Taylor Swift Has Begun Re-Recording Her Early Catalogue. But She Shouldn't Have To.
The pop star's fight to buy back her masters continues to be infuriating and perplexing.
Taylor Swift's long and ongoing fight to buy back the master recordings of her first six albums has seemingly just become more complicated. Just 17 months after his original purchase, Scooter Braun has allegedly sold Swift's masters to an anonymous "investment fund" buyer for "north of $300 million," Variety reported on Monday. Though the finer details of the purchase were not disclosed, a new letter posted by Swift onto her social media channels Monday evening acknowledged and confirmed her masters' repurchase — "the second time my music has been sold without my knowledge," she wrote — and offers some transparency.
Swift reveals in her letter that the buyer and new owner of her masters is a private equity company called Shamrock Holdings, a firm that a quick Google search reveals is under the sole ownership of the Disney family.

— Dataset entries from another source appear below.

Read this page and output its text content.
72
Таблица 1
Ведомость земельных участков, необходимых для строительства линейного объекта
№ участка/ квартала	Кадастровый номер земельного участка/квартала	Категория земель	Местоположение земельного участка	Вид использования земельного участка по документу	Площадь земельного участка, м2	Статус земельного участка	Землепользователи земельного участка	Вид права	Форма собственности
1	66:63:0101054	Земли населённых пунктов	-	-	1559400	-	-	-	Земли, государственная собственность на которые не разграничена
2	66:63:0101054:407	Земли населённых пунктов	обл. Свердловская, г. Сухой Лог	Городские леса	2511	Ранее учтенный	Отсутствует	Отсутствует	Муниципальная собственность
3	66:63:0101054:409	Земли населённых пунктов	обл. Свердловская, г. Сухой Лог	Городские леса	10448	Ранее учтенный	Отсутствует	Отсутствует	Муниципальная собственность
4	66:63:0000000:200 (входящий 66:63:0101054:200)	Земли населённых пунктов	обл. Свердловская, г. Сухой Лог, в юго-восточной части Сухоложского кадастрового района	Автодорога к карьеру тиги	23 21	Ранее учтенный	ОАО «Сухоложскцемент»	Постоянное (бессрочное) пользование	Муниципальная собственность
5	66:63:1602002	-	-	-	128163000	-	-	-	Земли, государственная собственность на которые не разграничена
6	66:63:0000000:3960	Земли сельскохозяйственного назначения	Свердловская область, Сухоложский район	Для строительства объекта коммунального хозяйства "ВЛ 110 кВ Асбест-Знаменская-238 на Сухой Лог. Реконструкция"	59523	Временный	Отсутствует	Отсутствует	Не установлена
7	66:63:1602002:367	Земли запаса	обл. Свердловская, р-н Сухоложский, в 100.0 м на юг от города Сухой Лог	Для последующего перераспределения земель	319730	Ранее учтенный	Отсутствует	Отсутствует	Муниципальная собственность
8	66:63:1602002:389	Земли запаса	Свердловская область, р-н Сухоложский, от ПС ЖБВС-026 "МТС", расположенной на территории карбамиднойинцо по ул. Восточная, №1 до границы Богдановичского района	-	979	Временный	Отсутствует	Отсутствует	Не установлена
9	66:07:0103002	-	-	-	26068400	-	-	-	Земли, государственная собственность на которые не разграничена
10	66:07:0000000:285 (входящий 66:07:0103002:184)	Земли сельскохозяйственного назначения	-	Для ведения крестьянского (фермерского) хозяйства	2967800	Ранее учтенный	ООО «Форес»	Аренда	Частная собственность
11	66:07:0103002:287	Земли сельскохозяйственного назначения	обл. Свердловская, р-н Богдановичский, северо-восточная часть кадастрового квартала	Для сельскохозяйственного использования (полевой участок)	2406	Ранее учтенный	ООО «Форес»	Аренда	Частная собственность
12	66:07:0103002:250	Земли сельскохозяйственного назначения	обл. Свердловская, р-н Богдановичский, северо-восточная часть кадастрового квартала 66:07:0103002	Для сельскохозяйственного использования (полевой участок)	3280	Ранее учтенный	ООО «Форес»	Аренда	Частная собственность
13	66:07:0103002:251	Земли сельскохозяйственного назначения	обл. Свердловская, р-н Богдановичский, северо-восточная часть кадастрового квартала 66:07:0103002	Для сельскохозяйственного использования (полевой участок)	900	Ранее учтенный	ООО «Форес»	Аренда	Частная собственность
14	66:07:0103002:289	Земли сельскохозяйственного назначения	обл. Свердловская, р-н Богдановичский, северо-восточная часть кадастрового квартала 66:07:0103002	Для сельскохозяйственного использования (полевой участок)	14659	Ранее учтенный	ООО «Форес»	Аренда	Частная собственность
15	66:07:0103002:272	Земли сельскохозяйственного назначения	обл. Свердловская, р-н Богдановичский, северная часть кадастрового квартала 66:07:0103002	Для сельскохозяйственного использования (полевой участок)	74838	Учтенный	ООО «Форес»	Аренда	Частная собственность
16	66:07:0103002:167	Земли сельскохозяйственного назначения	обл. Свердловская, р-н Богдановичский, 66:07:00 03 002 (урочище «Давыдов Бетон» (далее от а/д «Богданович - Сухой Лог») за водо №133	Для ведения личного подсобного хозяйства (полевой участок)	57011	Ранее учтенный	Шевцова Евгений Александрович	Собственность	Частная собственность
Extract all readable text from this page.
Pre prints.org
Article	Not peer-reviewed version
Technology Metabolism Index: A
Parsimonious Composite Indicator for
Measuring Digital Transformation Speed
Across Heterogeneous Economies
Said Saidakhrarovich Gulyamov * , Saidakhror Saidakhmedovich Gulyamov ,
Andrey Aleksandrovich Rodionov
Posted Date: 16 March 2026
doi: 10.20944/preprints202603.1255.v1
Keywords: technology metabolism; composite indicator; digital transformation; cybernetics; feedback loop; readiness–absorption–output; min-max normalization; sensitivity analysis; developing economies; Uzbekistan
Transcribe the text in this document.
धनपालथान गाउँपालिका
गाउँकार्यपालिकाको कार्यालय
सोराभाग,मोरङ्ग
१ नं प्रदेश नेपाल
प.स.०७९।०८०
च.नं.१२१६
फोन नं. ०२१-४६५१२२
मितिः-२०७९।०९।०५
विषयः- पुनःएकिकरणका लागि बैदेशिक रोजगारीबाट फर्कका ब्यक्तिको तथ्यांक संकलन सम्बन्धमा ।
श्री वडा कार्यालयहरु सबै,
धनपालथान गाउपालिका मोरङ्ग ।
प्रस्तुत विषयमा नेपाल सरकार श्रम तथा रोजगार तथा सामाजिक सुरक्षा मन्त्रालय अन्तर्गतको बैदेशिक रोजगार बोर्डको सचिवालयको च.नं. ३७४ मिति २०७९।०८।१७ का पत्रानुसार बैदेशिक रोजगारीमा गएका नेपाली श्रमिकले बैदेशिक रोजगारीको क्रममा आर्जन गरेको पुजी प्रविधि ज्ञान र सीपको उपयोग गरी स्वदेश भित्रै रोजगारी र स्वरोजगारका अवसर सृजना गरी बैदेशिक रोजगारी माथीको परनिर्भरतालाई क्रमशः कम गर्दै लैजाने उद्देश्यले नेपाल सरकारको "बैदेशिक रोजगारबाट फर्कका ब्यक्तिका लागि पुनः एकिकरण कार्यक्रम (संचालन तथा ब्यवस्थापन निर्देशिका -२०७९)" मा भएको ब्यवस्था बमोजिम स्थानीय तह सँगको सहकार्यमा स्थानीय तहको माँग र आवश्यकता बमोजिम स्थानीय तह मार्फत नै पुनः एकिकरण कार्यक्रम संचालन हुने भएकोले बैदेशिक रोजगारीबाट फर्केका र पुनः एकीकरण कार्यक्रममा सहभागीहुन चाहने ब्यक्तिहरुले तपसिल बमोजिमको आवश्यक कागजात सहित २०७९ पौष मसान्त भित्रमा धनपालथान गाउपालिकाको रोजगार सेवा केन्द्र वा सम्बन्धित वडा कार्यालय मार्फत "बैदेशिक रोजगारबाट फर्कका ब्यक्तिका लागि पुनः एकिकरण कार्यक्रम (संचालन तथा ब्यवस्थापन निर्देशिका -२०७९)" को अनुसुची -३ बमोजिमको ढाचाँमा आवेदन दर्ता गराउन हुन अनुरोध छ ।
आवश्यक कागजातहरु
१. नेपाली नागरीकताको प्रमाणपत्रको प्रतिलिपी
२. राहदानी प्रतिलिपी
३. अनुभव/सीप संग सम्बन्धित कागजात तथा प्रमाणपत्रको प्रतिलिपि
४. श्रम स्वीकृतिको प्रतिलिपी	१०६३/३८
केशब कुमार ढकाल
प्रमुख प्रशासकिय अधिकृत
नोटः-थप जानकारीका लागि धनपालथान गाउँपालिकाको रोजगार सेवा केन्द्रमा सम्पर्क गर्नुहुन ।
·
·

She writes that shortly after the sale the firm reached out to her to notify her of their purchase with hopes that the two parties could form an eventual partnership around the future of her recordings — though plans quickly fell apart.
"As soon as we started communication with Shamrock, I learned that under their terms, Scooter Braun will continue to profit off my old musical catalog for many years," Swift wrote. "I was hopeful and open to the possibility of a partnership with Shamrock but Scooter's participation is a non-starter for me." She was more or less, back to square one.
It's a disappointing update to a saga that has always felt brain-bogglingly incomprehensible ever since the beginning. When the pop star first revealed in 2019 that Scooter Braun's Ithaca Holdings had obtained the majority of her masters catalog when he purchased her former label, Big Machine Records, the unspoken knot turned round and around in everyone's heads was how this could happen to one of the most powerful artists in music — if not the most powerful artist in music? And now it has happened again — and again seemingly with no consequence or question on Braun's part.
There should be no doubt that Swift has more than enough money to buy back her masters — in fact, she has been actively trying to do so since its first purchase — which makes this latest exchange of hands feel all the more hollow and darkly insidious. It says in no few words that at the end of the day, an artist of Swift's caliber, with no real shortage of financial power, is still expected to submit to the whims of powerful and indifferent men at the top of the industry. "These master recordings were not for sale to me," she writes in her own letter. It is a quietly infuriating revelation, in the most awful and defeating way.
In the grand scheme of things, Swift's situation is but a singular case in an industry that was already bad when it came to artists having ownership of their own work, and is becoming even more complicated. Swift herself warned of the new "harmful force" in music in a speech from 2019 in response to private equity firms like Shamrock quietly acquiring more and more music catalogs in recent years. Shamrock's previous purchases before their deal with Braun include the songwriting catalogue of pop music producers Stargate (who have worked with artists the likes of Katy Perry, Rihanna, and Beyoncé), the catalog of dance label Om Records, and the Bass Brothers' production royalties for Eminem. "They’ve [...] become a hot property on Wall Street," Variety writes, due their potential for multiple streams of revenue: from streaming, sampling, commercial, TV and movie licensing, and more.
Swift, luckily, has found the patience and wherewithal to move forward, despite everything. One bright revelation from her letter is that she's begun re-recording her older music, "and it has already proven to be both exciting and creatively fulfilling," she writes. While it feels like it could be the great silver-lining of this whole ordeal, to have Swift breathe new life into her old works — one still can't help think that she shouldn't have had to this in the first place.